Amarone della Valpolicella DOCG, one of the most prestigious and iconic red Italian wines, sinks its roots and is produced in the Valpolicella valleys, enclosed between the Valdadige, Lessinia, a stone’s throw from Lake Garda and only a few kilometres from Verona. This countryside is mainly hilly with gentle slopes and watersheds at low altitudes and […]

Amarone della Valpolicella DOCG, one of the most prestigious and iconic red Italian wines, sinks its roots and is produced in the Valpolicella valleys, enclosed between the Valdadige, Lessinia, a stone’s throw from Lake Garda and only a few kilometres from Verona. This countryside is mainly hilly with gentle slopes and watersheds at low altitudes and is dominated almost everywhere by vineyards, but also olive and cherry trees. The geological and climatic characteristics of this region, unique and extremely diverse, are the basis of the great originality and typicity of its wines. In the last years, the Valpolicella appellation has been able to go through both structural and market changes increasing its international prestige.

A great part of its success is linked to its history, strongly connected to its indigenous grape varieties, like Corvina, Corvinone, Rondinella and other local varieties, which give a unique mark to the wine styles: Valpolicella DOC, Valpolicella Ripasso DOC, Amarone della Valpolicella DOCG and Recioto della Valpolicella DOCG.

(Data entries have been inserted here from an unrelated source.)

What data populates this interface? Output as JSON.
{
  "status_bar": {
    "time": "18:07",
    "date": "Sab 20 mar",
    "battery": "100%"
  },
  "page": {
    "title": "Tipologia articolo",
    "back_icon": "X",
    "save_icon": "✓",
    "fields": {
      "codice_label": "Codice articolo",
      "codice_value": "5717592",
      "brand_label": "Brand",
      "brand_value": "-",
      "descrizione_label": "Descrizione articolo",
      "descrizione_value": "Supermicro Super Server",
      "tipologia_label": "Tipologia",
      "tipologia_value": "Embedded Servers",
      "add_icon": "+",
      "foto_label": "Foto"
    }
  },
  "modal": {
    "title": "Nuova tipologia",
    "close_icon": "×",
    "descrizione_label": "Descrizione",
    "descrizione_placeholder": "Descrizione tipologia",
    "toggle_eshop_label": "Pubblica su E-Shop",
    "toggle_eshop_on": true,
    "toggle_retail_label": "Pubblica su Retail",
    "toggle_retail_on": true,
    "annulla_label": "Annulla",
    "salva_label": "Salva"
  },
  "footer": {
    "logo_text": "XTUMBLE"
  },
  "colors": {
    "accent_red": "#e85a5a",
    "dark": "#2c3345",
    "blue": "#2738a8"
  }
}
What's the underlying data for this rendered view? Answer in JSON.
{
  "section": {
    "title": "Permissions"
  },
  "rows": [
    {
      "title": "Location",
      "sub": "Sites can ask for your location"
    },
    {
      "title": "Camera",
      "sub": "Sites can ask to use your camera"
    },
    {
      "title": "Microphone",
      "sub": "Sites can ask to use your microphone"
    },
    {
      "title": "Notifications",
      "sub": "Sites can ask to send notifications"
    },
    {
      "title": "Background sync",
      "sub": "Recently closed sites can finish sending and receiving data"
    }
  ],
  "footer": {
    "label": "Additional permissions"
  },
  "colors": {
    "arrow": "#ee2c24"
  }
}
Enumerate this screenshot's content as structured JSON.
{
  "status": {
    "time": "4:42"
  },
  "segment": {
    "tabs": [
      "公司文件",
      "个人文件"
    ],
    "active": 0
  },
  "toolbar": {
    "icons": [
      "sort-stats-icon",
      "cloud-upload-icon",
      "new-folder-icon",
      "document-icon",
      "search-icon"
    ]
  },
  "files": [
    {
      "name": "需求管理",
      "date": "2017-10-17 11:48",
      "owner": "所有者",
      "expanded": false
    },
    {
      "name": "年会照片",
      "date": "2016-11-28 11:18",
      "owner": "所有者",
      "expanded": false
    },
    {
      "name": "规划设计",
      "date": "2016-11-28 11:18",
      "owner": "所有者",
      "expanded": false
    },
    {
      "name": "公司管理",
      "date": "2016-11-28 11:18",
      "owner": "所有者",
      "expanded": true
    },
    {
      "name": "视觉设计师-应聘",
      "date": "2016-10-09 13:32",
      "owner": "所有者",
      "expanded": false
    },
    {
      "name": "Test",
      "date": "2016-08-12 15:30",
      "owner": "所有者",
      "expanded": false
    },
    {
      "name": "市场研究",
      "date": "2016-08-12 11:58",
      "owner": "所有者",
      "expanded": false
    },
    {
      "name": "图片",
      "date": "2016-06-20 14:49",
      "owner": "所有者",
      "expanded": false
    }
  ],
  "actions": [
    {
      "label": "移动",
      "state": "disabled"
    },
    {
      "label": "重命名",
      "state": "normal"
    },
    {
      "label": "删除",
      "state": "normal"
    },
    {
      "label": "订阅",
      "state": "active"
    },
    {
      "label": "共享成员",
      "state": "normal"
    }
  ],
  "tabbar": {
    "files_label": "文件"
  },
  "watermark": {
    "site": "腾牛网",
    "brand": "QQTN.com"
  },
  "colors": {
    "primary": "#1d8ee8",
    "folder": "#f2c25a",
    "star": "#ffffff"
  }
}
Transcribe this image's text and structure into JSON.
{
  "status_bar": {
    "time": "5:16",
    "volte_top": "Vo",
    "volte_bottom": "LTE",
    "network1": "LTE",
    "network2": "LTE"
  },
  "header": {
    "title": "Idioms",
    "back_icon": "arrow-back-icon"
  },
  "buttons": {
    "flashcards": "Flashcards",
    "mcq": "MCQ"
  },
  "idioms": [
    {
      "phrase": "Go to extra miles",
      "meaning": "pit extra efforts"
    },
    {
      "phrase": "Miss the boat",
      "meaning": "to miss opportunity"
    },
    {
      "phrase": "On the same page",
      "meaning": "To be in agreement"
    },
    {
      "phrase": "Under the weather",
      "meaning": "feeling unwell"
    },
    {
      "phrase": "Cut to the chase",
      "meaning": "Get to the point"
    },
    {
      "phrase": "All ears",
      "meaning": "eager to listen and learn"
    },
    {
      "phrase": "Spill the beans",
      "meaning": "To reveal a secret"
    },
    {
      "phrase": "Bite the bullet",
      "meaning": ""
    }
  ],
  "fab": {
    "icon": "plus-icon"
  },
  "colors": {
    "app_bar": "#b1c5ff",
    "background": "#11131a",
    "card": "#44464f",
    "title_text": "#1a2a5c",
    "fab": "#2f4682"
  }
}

The etymology of Amarone, whose excellence and uniqueness are worldwide appreciated, derives from the adjective bitter, term used around the 1700 instead of the word dry to indicate the sugary level. This wine is obtained through the drying of the grapes in the so-called "fruttaio" for about 100/120 days. In this important, delicate phase, grapes lose between 30% and 50% of their weight and a series of complex transformations occurs, producing the aromas and all those elements which make unique the great red wines of this area. The dried grapes are vinified in winter, and after a slow fermentation, dry wine with high alcohol content is produced. Long ageing in wood refines its unique structure and personality, making it able to evolve for decades.

Amarone has a very intense red colour, with garnet note, and a smell that remember dried fruits, tobacco and spices, thank to noble mildews, created during the withering. The taste is strongly fruity and dry, while ensuring long-running smoothness, with a full, warm, corroborate and vigorous body; it has a strong personality and it can exceed 20 years of ageing.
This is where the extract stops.